A functional immune system is vital to control the growth of many types of cancers. Tumors can grow when tumor cells evade the immune system by modulating the tumor microenvironment through expression of inhibitory molecules such as PD-1 and PD-L1. Interaction of PD-1 receptor on T-cells with its ligand PD-L1 on tumor cells leads to T-cell exhaustion, immune dysfunction, and tumor progression. Recently therapeutic targeting of inhibitory checkpoint molecules like PD-1 and PD-L1 have shown promise as effective immunotherapy across a number of tumor types including solid tumors and lymphomas. These immunotherapies work by augmenting the patient’s immune system. The first generation of these new inhibitors include anti-PD-1 monoclonal antibodies nivolumab and pembrolizumab, which have gained FDA approval for the treatment of melanoma and non-small cell lung cancer.
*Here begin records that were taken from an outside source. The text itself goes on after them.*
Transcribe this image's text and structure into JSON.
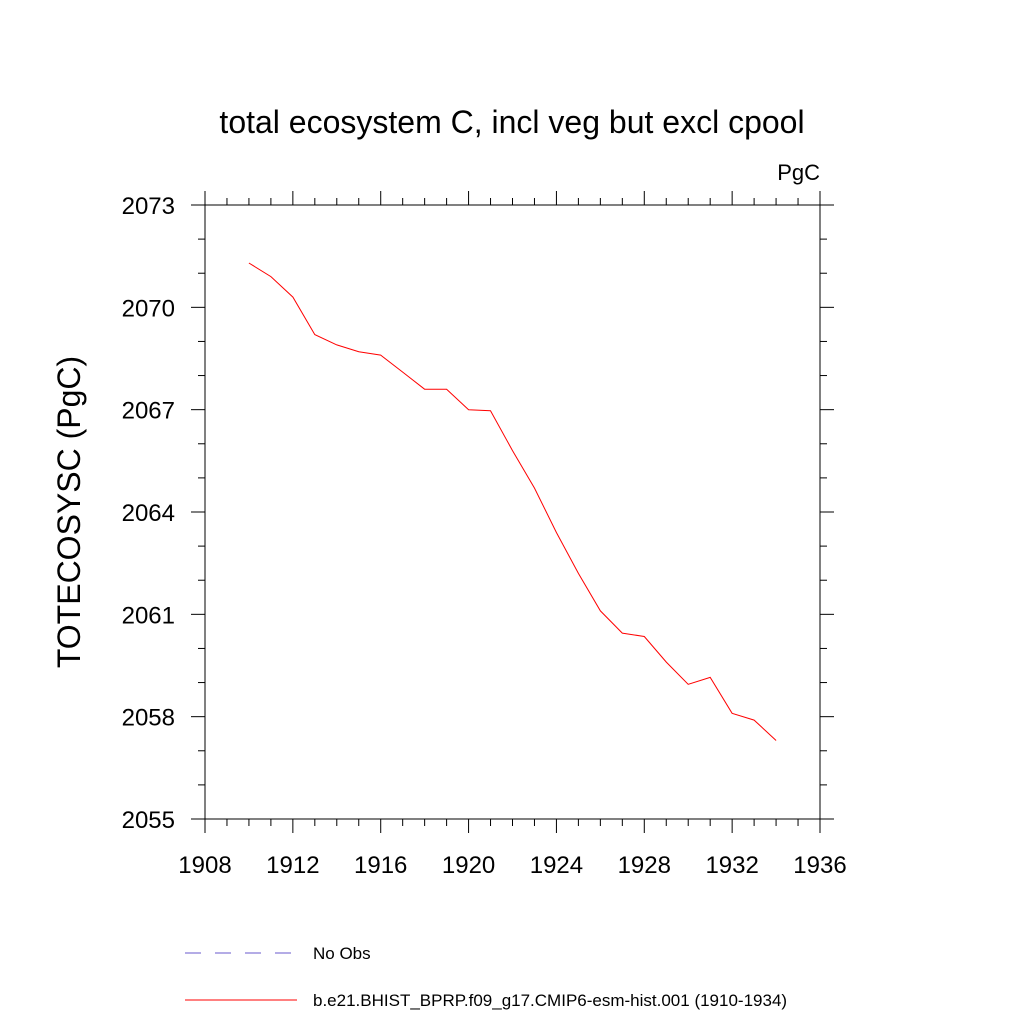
{
  "chart_data": {
    "type": "line",
    "title": "total ecosystem C, incl veg but excl cpool",
    "units": "PgC",
    "ylabel": "TOTECOSYSC  (PgC)",
    "xlabel": "",
    "xlim": [
      1908,
      1936
    ],
    "ylim": [
      2055,
      2073
    ],
    "xticks": [
      1908,
      1912,
      1916,
      1920,
      1924,
      1928,
      1932,
      1936
    ],
    "yticks": [
      2055,
      2058,
      2061,
      2064,
      2067,
      2070,
      2073
    ],
    "grid": false,
    "legend_position": "bottom",
    "series": [
      {
        "name": "No Obs",
        "color": "#6a5acd",
        "dash": "dashed",
        "x": [],
        "y": []
      },
      {
        "name": "b.e21.BHIST_BPRP.f09_g17.CMIP6-esm-hist.001 (1910-1934)",
        "color": "#ff0000",
        "dash": "solid",
        "x": [
          1910,
          1911,
          1912,
          1913,
          1914,
          1915,
          1916,
          1917,
          1918,
          1919,
          1920,
          1921,
          1922,
          1923,
          1924,
          1925,
          1926,
          1927,
          1928,
          1929,
          1930,
          1931,
          1932,
          1933,
          1934
        ],
        "y": [
          2071.3,
          2070.9,
          2070.3,
          2069.2,
          2068.9,
          2068.7,
          2068.6,
          2068.1,
          2067.6,
          2067.6,
          2067.0,
          2066.97,
          2065.8,
          2064.7,
          2063.4,
          2062.2,
          2061.1,
          2060.45,
          2060.35,
          2059.6,
          2058.95,
          2059.15,
          2058.1,
          2057.9,
          2057.3
        ]
      }
    ]
  }
}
Durvalumab, also known as MEDI4736, is a human immunoglobulin (Ig) G1к monoclonal antibody (mAb) that selectively binds to human PD-L1 with high affinity and blocks its ability to bind to programmed cell death-1 (PD-1) receptor on the T-cells. As a PD-L1 inhibitor, durvalumab activates the tumor-infiltrating T-cells, allowing them to destroy the tumor cells. Essentially durvalumab acts a catalyst to reactivate the body’s immune system and destroy cancerous tumor cells.

Clinical Trial Summary 

Weill Cornell Medicine has recently opened a clinical trial for patients with relapsed/refractory lymphoma or released/refractory chronic lymphocytic leukemia (CLL) previously treated with at least one systemic therapy. The purpose of this study is to test the safety and effectiveness of durvalumab, a monoclonal antibody against PD-L1, in combination with other specific anti-lymphoma therapies, including lenalidomide plus rituximab, ibrutinib, and bendamustine plus rituximab.

The study will consist of 3 parts: dose finding, dose confirmation, and dose expansion.  Four treatment arms will be investigated:

-Arm A (durvalumab plus lenalidomide and rituximab);

-Arm B (durvalumab plus ibrutinib);

-Arm C (durvalumab plus bendamustine and rituximab);

-Arm D (durvalumab monotherapy).

Study subjects will receive treatment for approximately one year and be in follow-up for anywhere from two to five years after treatment.